Nearly all MLS execs — 99 percent — said compliance with rules protecting misuse of MLS data is important.
There is already one NAR rule that requires VOW sites to “employ reasonable eﬀorts to monitor for and prevent misappropriation, scraping, and other unauthorized uses of MLS listing information.”
But while virtually all MLS respondents were aware of the policy, a whopping 59 percent said they do not check for compliance of this anti-scraping rule. Many of the remaining MLSs use tests can’t determine whether the site is using outdated methods, such as relying solely on IP address recognition.
Therefore, adding a new rule is not enough. MLSs need — and 98 percent of them said they would support — standardized tests to facilitate anti-scraping compliance reviews.
Distil is currently working on a compliance tool, the paper said.
The company would stand to gain if hundreds of thousands of IDX websites were required to implement anti-scraping protections. In mid-2013, with strategic help from Clareity, Distil launched what it hoped would be an “industrywide intelligence network” to identify and thwart those who scrape real estate listing data without permission.

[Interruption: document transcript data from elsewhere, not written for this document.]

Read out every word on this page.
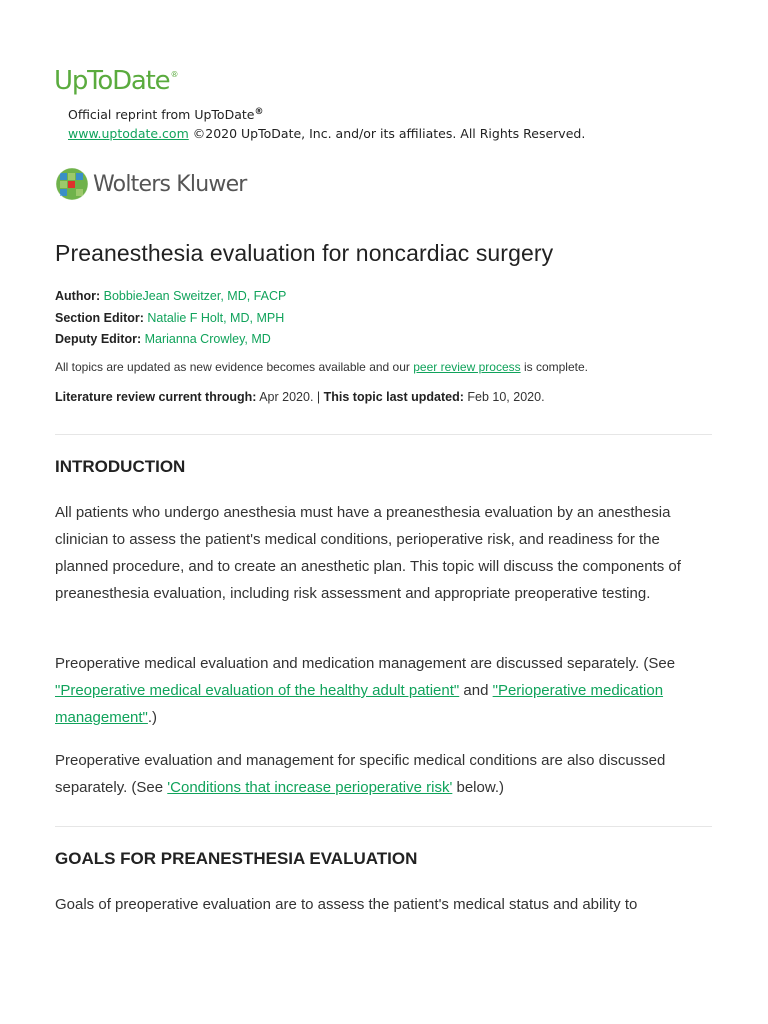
UpToDate®
Official reprint from UpToDate®
www.uptodate.com ©2020 UpToDate, Inc. and/or its affiliates. All Rights Reserved.
Wolters Kluwer
Preanesthesia evaluation for noncardiac surgery
Author: BobbieJean Sweitzer, MD, FACP
Section Editor: Natalie F Holt, MD, MPH
Deputy Editor: Marianna Crowley, MD
All topics are updated as new evidence becomes available and our peer review process is complete.
Literature review current through: Apr 2020. | This topic last updated: Feb 10, 2020.
INTRODUCTION

All patients who undergo anesthesia must have a preanesthesia evaluation by an anesthesia clinician to assess the patient's medical conditions, perioperative risk, and readiness for the planned procedure, and to create an anesthetic plan. This topic will discuss the components of preanesthesia evaluation, including risk assessment and appropriate preoperative testing.

Preoperative medical evaluation and medication management are discussed separately. (See "Preoperative medical evaluation of the healthy adult patient" and "Perioperative medication management".)

Preoperative evaluation and management for specific medical conditions are also discussed separately. (See 'Conditions that increase perioperative risk' below.)

GOALS FOR PREANESTHESIA EVALUATION

Goals of preoperative evaluation are to assess the patient's medical status and ability to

“Distil Networks has been working since that time to improve the anti-scraping protections available for the real estate industry and developed a solution that is cost eﬀective for the smaller sites and does not rely on IP addresses to identify bots,” the paper said.
“Now it is time to explore how to move the industry expands from the ‘early adopter’ status to ‘mainstream’ where all real estate sites can have access to comparable levels of antiscraping protections. This study was initiated in order to better understand how to make that happen.”

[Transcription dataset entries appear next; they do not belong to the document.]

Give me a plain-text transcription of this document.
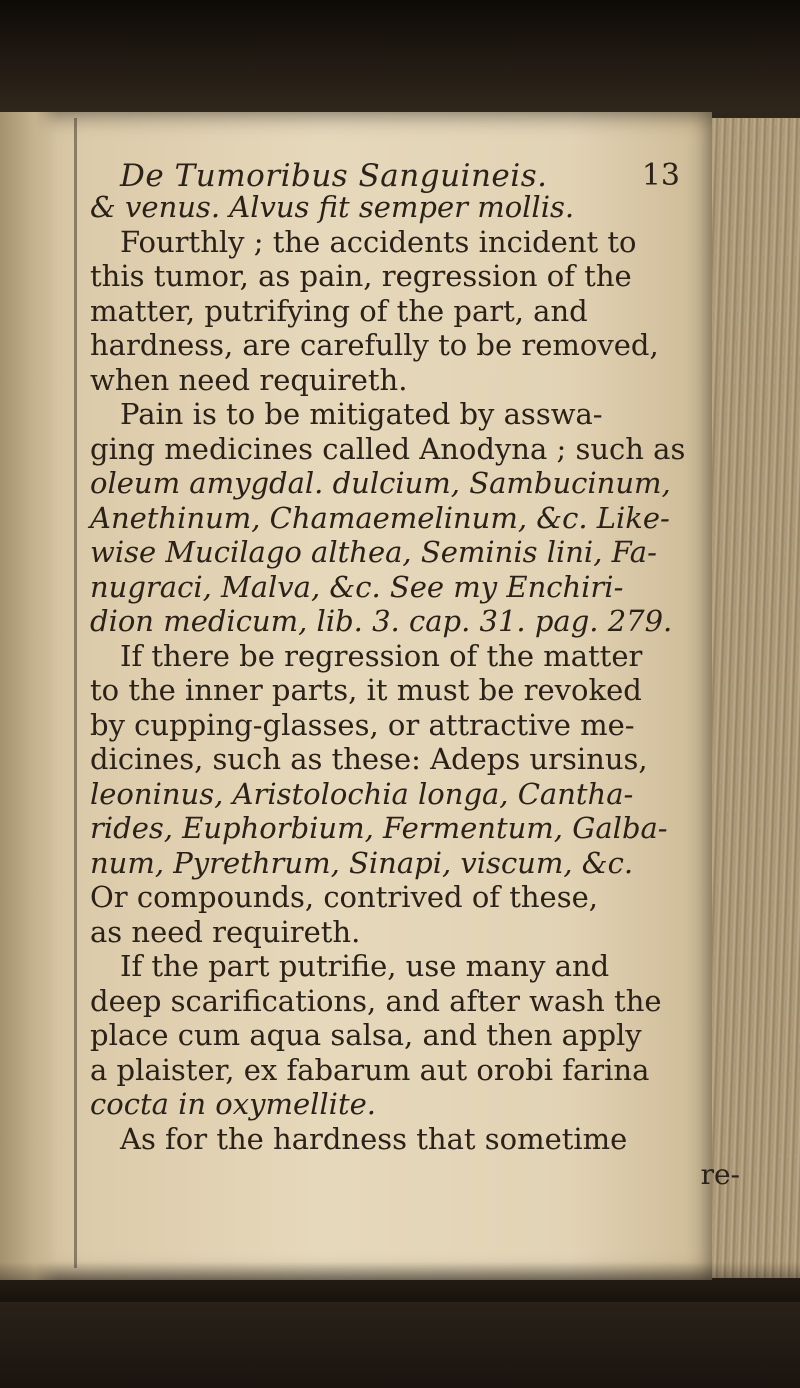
De Tumoribus Sanguineis.	13
& venus. Alvus fit semper mollis.
Fourthly ; the accidents incident to
this tumor, as pain, regression of the
matter, putrifying of the part, and
hardness, are carefully to be removed,
when need requireth.
Pain is to be mitigated by asswa-
ging medicines called Anodyna ; such as
oleum amygdal. dulcium, Sambucinum,
Anethinum, Chamaemelinum, &c. Like-
wise Mucilago althea, Seminis lini, Fa-
nugraci, Malva, &c. See my Enchiri-
dion medicum, lib. 3. cap. 31. pag. 279.
If there be regression of the matter
to the inner parts, it must be revoked
by cupping-glasses, or attractive me-
dicines, such as these: Adeps ursinus,
leoninus, Aristolochia longa, Cantha-
rides, Euphorbium, Fermentum, Galba-
num, Pyrethrum, Sinapi, viscum, &c.
Or compounds, contrived of these,
as need requireth.
If the part putrifie, use many and
deep scarifications, and after wash the
place cum aqua salsa, and then apply
a plaister, ex fabarum aut orobi farina
cocta in oxymellite.
As for the hardness that sometime
re-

Misunderstandings a barrier to data protection
Two misunderstandings may be at the heart of MLSs’ ineffective protection of listing data, the paper said. First, MLS execs seem to believe there are very few scrapers, and second, they believe they can identify and sue scrapers.
“Unfortunately, having seen the scraping reports from many popular websites, it is clear that there are many, many scrapers,” the paper said.

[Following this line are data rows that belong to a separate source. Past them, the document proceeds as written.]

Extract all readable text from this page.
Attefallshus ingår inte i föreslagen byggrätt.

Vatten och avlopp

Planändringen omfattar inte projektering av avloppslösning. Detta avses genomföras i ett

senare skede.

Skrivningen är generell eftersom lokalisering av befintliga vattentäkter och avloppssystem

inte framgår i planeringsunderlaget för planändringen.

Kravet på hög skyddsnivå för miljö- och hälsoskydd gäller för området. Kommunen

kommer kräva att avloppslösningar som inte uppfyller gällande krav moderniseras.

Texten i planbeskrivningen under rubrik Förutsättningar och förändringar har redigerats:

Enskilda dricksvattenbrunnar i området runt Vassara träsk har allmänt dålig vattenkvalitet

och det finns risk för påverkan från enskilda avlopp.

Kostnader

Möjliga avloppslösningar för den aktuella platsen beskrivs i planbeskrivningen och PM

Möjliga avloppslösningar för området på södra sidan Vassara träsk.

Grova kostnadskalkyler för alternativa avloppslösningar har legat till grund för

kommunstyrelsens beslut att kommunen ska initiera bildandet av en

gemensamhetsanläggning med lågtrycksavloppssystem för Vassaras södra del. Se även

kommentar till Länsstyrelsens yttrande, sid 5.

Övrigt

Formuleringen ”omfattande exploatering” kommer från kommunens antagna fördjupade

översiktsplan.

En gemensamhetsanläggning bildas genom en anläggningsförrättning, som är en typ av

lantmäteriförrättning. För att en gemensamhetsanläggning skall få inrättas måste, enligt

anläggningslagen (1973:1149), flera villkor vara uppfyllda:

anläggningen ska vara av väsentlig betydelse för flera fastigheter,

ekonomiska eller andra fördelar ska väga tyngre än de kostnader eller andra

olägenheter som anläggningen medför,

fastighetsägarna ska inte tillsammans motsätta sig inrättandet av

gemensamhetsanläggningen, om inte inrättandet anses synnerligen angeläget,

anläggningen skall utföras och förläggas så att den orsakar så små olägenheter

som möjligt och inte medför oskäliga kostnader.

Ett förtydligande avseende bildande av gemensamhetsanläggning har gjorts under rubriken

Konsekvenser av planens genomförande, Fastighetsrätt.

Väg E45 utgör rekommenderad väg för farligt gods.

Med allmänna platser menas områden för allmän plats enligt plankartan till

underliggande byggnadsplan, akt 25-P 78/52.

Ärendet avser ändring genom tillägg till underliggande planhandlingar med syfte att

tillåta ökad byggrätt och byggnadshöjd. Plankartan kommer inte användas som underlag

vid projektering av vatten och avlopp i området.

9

“On the second point, legal follow-up is very diﬃcult, tedious, expensive, and very much reactive.
“Moreover, once the data are stolen, the damage is done and many scrapers have oﬄine or non-public use of such data to monetize it so they cannot easily be found and brought to court.”
Two MLSs recently spent millions of dollars over the course of more than two years fighting a single alleged scraper.
Vendors manage data security for the hundreds of thousands of websites they provide brokers and agents, but they do not seem to be fully aware of scrapers’ business impact on their customers and on their operational costs, the paper said.
As many as 14 percent of IDX and VOW vendors were not aware that there are companies scraping MLS data oﬀ of real estate websites to monetize that data without a license to do so, the study found. Nine percent of VOW providers were unaware of NAR’s anti-scraping rule for VOWs.
Many also seemed to be unaware that scraping bots account for 12 to 25 percent of a typical IDX site’s bandwidth.
Part of the problem may be a disconnect between what vendors think is important to their customers and what their customers say is important.
Almost all — 94 percent — of MLS executives indicated a vendor’s information security practices, including sophistication of anti-scraping technology, are important when selecting an MLS vendor, the study found.
But only 57 percent of vendors indicated their customers were interested in anti-scraping.
“It is up to the industry — especially the larger and more sophisticated real estate industry organizations and structures — to make it clear to IDX/VOW vendors that this is a problem that the industry wishes to solve,” the paper said.
“If so, it may require changes to MLS rules and data license agreements with content providers to these vendors to make that perfectly clear.”
Nearly two-thirds of vendors, 62 percent, indicated that compliance with MLS rules was of high importance to them.